Kamalani signed with Fresno State and went on to lead the Bulldogs to a Mountain West Conference Championship as a true freshman. The following year, she was named the Mountain West Pitcher of the Year and was an All-Mountain West First Team selection after winning 26 games with 218 strikeouts.
Her success continued in 2017, when the hard-throwing right-hander transferred to Cal Berkeley, where she won 19 games in her first season with the Bears — including the first perfect game of her career.
Kamalani battled injuries during the first half of her senior season but still ranked 10th in the Top 25 Names in College Softball. The Puerto Rican Women’s National Softball Team eventually extended an invite to join them, and Kamalani responded by leading the team to its first gold medal at the Central American Games in more than 20 years.
In 2020, Kamalani signed to play professionally with National Pro Fast Pitch’s Los Angeles-based California Commotion.

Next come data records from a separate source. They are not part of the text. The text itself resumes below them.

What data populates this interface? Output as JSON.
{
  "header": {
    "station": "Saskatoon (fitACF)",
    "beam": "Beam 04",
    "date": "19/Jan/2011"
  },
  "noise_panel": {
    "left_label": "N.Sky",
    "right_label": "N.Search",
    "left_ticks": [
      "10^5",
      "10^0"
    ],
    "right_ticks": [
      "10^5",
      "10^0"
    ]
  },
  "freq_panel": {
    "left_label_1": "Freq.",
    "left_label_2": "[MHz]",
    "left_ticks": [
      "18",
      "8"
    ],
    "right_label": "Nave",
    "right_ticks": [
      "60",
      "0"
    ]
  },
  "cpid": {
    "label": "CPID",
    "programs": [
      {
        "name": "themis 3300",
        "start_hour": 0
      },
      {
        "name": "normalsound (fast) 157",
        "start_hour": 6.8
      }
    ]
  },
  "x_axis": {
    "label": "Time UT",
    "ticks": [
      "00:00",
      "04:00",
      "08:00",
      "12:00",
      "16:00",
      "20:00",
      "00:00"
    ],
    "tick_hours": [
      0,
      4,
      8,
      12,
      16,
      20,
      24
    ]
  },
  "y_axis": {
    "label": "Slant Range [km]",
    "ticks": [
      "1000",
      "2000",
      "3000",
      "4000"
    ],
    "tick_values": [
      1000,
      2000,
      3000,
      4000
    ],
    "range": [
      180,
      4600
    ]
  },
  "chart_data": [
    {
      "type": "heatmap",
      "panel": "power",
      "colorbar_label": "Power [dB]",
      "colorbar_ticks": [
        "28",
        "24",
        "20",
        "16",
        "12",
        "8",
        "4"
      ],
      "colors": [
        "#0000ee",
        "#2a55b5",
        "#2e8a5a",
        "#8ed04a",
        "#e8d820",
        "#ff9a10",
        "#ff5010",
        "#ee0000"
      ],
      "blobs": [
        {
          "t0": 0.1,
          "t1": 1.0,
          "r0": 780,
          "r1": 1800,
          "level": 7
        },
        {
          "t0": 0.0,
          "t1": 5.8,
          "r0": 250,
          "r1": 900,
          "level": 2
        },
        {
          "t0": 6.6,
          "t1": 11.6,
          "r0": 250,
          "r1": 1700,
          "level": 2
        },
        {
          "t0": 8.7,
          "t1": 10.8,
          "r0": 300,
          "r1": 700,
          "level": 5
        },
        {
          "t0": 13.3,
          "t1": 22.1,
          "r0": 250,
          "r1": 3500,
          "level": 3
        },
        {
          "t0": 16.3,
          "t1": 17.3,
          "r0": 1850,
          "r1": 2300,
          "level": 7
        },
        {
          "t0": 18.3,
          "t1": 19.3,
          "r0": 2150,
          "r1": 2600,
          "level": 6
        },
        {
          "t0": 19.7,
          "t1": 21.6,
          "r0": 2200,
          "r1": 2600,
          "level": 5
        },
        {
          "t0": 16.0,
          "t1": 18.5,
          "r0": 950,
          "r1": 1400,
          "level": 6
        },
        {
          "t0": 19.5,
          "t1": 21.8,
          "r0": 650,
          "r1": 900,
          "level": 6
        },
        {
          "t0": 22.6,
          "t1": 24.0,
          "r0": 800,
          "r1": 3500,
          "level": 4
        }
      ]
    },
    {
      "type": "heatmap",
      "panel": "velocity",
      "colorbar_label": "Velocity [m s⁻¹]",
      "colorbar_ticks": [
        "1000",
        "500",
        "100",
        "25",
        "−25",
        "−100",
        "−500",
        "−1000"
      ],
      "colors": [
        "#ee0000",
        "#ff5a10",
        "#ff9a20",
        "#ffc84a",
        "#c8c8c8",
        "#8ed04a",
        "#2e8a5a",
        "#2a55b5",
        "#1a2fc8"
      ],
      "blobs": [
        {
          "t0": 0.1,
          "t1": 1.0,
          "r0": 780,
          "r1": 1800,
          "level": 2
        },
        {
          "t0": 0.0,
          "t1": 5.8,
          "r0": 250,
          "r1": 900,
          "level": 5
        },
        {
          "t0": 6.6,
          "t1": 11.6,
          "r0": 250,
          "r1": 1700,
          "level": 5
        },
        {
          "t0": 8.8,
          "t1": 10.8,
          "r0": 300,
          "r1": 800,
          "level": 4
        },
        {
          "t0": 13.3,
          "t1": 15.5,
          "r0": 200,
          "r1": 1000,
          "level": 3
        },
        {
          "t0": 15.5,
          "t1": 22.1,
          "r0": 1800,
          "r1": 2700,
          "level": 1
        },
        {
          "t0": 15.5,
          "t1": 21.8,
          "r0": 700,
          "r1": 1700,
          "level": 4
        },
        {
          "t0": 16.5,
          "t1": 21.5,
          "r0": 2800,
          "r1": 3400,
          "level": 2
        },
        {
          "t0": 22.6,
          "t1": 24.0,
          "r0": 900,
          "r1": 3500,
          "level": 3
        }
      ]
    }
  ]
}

She also signed on to take part in Athletes Unlimited’s inaugural softball season.
Then, COVID-19 hit — but Kamalani and Athletes Unlimited hit back.

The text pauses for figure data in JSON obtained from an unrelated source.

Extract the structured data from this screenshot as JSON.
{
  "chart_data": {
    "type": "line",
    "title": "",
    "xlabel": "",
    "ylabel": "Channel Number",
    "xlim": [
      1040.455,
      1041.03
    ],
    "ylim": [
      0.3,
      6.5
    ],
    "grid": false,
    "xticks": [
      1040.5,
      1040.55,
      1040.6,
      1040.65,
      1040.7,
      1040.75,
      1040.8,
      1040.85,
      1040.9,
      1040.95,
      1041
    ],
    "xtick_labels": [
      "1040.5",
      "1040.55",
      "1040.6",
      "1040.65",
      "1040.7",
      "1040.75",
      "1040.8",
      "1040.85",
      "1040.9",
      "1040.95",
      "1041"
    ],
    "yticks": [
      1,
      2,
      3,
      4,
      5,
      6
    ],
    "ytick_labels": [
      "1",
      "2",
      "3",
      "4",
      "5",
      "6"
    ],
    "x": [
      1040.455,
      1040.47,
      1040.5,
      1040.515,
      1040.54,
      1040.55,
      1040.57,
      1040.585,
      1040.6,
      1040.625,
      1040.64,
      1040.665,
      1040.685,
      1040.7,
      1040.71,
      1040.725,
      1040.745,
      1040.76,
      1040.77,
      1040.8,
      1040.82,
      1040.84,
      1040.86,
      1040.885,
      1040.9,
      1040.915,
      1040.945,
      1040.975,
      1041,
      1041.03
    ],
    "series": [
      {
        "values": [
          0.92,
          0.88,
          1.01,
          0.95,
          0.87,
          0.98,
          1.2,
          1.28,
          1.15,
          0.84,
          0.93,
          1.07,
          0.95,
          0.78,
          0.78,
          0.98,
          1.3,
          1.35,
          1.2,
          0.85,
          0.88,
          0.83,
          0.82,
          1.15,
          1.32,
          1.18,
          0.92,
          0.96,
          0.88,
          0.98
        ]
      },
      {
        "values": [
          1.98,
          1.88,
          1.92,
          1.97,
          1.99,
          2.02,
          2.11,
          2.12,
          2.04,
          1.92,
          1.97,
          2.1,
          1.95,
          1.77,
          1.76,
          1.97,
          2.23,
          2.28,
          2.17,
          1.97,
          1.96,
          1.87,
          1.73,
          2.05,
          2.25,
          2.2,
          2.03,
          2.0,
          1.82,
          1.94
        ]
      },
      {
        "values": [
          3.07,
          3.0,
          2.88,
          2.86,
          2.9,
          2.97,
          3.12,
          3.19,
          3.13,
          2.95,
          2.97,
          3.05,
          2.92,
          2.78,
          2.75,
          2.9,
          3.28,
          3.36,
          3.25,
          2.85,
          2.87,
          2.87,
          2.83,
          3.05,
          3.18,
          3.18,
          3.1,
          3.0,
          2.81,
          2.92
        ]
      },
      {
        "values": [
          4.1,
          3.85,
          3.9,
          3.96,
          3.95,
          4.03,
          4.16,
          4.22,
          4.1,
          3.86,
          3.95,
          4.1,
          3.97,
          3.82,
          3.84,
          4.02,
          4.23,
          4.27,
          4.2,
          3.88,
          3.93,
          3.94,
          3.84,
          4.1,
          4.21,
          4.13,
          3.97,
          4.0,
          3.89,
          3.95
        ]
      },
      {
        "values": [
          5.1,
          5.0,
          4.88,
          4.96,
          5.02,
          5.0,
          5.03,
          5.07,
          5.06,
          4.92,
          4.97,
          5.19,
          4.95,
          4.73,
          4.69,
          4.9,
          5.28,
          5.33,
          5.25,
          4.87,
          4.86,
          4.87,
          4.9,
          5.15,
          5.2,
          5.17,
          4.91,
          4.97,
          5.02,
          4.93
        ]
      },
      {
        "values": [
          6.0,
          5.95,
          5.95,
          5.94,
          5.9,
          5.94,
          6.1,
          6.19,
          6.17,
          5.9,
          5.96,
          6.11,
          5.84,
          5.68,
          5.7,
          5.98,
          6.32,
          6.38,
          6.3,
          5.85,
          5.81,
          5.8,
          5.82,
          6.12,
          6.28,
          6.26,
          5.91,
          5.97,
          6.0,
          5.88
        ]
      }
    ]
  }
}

After a summer that saw the cancellation of most sports events, Athletes Unlimited’s innovative softball league model enabled players and teams to compete safely at Chicago’s Ballpark at Rosemont.
For Kamalani, the added spotlight presented an opportunity to demonstrate more than just her athletic prowess. Understanding her responsibility to make a difference, Kamalani saw it her kuleana to provide a voice for those suffering with hunger back home.

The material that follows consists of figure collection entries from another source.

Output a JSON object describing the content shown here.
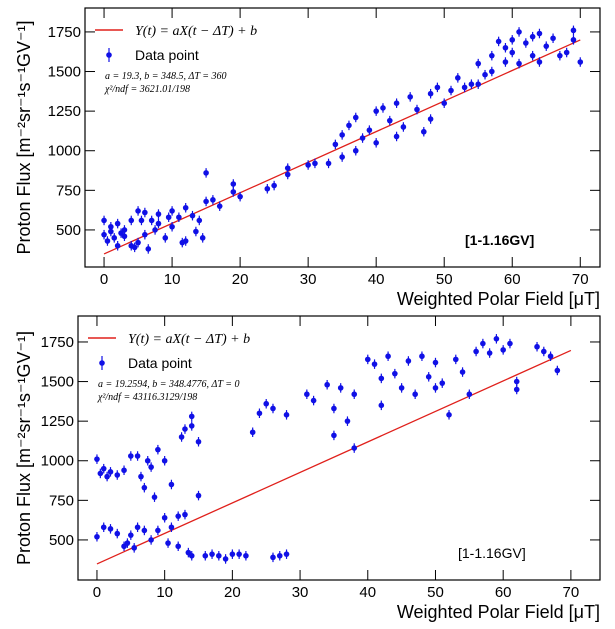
{
  "chart_data": [
    {
      "type": "scatter",
      "label": "[1-1.16GV]",
      "label_bold": true,
      "x_label": "Weighted Polar Field [μT]",
      "y_label": "Proton Flux [m⁻²sr⁻¹s⁻¹GV⁻¹]",
      "annotations": [
        "a = 19.3, b = 348.5, ΔT = 360",
        "χ²/ndf = 3621.01/198"
      ],
      "xlim": [
        -2.8,
        72.9
      ],
      "ylim": [
        266,
        1901
      ],
      "xticks": [
        0,
        10,
        20,
        30,
        40,
        50,
        60,
        70
      ],
      "yticks": [
        500,
        750,
        1000,
        1250,
        1500,
        1750
      ],
      "series": [
        {
          "name": "Y(t) = aX(t − ΔT) + b",
          "kind": "line",
          "color": "#e0201b",
          "x": [
            0,
            70
          ],
          "values": [
            348.5,
            1699.5
          ]
        },
        {
          "name": "Data point",
          "kind": "points",
          "color": "#1010e6",
          "yerr": 30,
          "x": [
            0,
            0,
            0.5,
            1,
            1,
            1.5,
            2,
            2,
            2.5,
            3,
            3,
            4,
            4,
            4.5,
            5,
            5,
            5.5,
            6,
            6,
            6.5,
            7,
            7.5,
            8,
            8,
            9,
            9.5,
            10,
            10,
            11,
            11.5,
            12,
            12,
            13,
            13.5,
            14,
            14.5,
            15,
            15,
            16,
            17,
            19,
            19,
            20,
            24,
            25,
            27,
            27,
            30,
            31,
            33,
            34,
            35,
            35,
            36,
            37,
            37,
            38,
            39,
            40,
            40,
            41,
            42,
            43,
            43,
            44,
            45,
            46,
            47,
            48,
            48,
            49,
            50,
            51,
            52,
            53,
            54,
            55,
            55,
            56,
            57,
            57,
            58,
            59,
            59,
            60,
            60,
            61,
            61,
            62,
            63,
            63,
            64,
            64,
            65,
            66,
            67,
            68,
            69,
            69,
            70
          ],
          "values": [
            560,
            470,
            430,
            490,
            520,
            450,
            540,
            400,
            480,
            460,
            500,
            560,
            400,
            390,
            420,
            620,
            560,
            610,
            470,
            380,
            560,
            500,
            540,
            600,
            450,
            580,
            520,
            620,
            580,
            420,
            640,
            430,
            590,
            490,
            560,
            450,
            860,
            680,
            690,
            650,
            740,
            790,
            710,
            760,
            780,
            890,
            850,
            910,
            920,
            920,
            1040,
            960,
            1100,
            1160,
            1210,
            1000,
            1080,
            1130,
            1050,
            1250,
            1270,
            1190,
            1300,
            1090,
            1150,
            1340,
            1260,
            1120,
            1360,
            1200,
            1400,
            1300,
            1380,
            1460,
            1400,
            1420,
            1550,
            1420,
            1480,
            1600,
            1500,
            1690,
            1650,
            1560,
            1700,
            1620,
            1750,
            1550,
            1680,
            1720,
            1600,
            1740,
            1560,
            1660,
            1710,
            1600,
            1620,
            1760,
            1700,
            1560
          ]
        }
      ]
    },
    {
      "type": "scatter",
      "label": "[1-1.16GV]",
      "label_bold": false,
      "x_label": "Weighted Polar Field [μT]",
      "y_label": "Proton Flux [m⁻²sr⁻¹s⁻¹GV⁻¹]",
      "annotations": [
        "a = 19.2594, b = 348.4776, ΔT = 0",
        "χ²/ndf = 43116.3129/198"
      ],
      "xlim": [
        -2.8,
        74.3
      ],
      "ylim": [
        247,
        1914
      ],
      "xticks": [
        0,
        10,
        20,
        30,
        40,
        50,
        60,
        70
      ],
      "yticks": [
        500,
        750,
        1000,
        1250,
        1500,
        1750
      ],
      "series": [
        {
          "name": "Y(t) = aX(t − ΔT) + b",
          "kind": "line",
          "color": "#e0201b",
          "x": [
            0,
            70
          ],
          "values": [
            348.4776,
            1696.6356
          ]
        },
        {
          "name": "Data point",
          "kind": "points",
          "color": "#1010e6",
          "yerr": 30,
          "x": [
            0,
            0,
            0.5,
            1,
            1,
            1.5,
            2,
            2,
            3,
            3,
            4,
            4,
            4.5,
            5,
            5,
            5.5,
            6,
            6,
            6.5,
            7,
            7,
            7.5,
            8,
            8,
            8.5,
            9,
            9,
            10,
            10,
            10.5,
            11,
            11,
            12,
            12,
            12.5,
            13,
            13,
            13.5,
            14,
            14,
            14,
            15,
            15,
            16,
            17,
            18,
            19,
            20,
            21,
            22,
            23,
            24,
            25,
            26,
            26,
            27,
            28,
            28,
            31,
            32,
            34,
            35,
            35,
            36,
            37,
            38,
            38,
            40,
            41,
            42,
            42,
            43,
            44,
            45,
            46,
            47,
            48,
            49,
            50,
            50,
            51,
            52,
            53,
            54,
            55,
            56,
            57,
            58,
            59,
            60,
            61,
            62,
            62,
            65,
            66,
            67,
            68
          ],
          "values": [
            1010,
            520,
            920,
            580,
            950,
            900,
            930,
            570,
            910,
            540,
            940,
            460,
            480,
            530,
            1030,
            450,
            1030,
            580,
            900,
            830,
            560,
            1000,
            960,
            500,
            770,
            1070,
            560,
            1000,
            640,
            480,
            580,
            850,
            650,
            460,
            1150,
            1200,
            660,
            420,
            1280,
            1220,
            400,
            1120,
            780,
            400,
            410,
            400,
            380,
            410,
            410,
            400,
            1180,
            1300,
            1360,
            1330,
            390,
            400,
            410,
            1290,
            1420,
            1380,
            1480,
            1330,
            1160,
            1460,
            1250,
            1420,
            1080,
            1640,
            1610,
            1520,
            1350,
            1660,
            1550,
            1460,
            1630,
            1420,
            1660,
            1530,
            1620,
            1460,
            1490,
            1290,
            1640,
            1560,
            1420,
            1690,
            1740,
            1680,
            1770,
            1700,
            1740,
            1500,
            1450,
            1720,
            1690,
            1660,
            1570
          ]
        }
      ]
    }
  ]
}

“Since I have a voice, it’s important that I use it and let as many people know there’s always a way — and you’re not alone,” says Kamalani. “I think it’s important for Hawaii organizations that are doing amazing work just like Hawaii Foodbank to be put on the national level. If I’m playing on ESPN and CBS Sports every weekend, why not showcase such an amazing organization like Hawaii Foodbank? They’re doing something that means so much to so many people, especially right now during the pandemic.”
Kamalani has taken it one step further by choosing to team with Hawaii Foodbank through the Athlete Causes initiative.
“At the end of the year, you partner with a charity of your choice,” explains Kamalani. “I’m getting a bonus depending on where I fall on the charts. However much my bonus is, Athletes Unlimited will match half of it and donate it to a charity of our choice. I chose Hawaii Foodbank. This is a full circle moment for me.”
Full circle. Because she’s been there. She’s lived it and seen it first-hand. For Kamalani, Hawaii Foodbank’s mission is personal.
“Someone once said, ‘Be the person you needed when you were younger,’” reflects Kamalani. “I’m going to carry that for life. It’s one of my favorite quotes, and I’ll always try to live up to it. I want to be the person that gave me the extra push that sent me in the right direction. Hopefully, I can do the same for many other Hawaii athletes and many other Hawaii families.”
Her message to those enduring the many challenges created by the global pandemic is one of hope and undeniable support.
“You may not have shelter over your head. You may not always have food in your pantry. But know — there’s always someone who is rooting for you,” says Kamalani. “I hope putting on display my support for organizations like Hawaii Foodbank will let young people and families know people are here to support you — no matter what your current situation is. Things will get better.”
The name Kamalani means royal or heavenly child. How very appropriate for this young professional athlete who is a true gift to the world from Hawaii.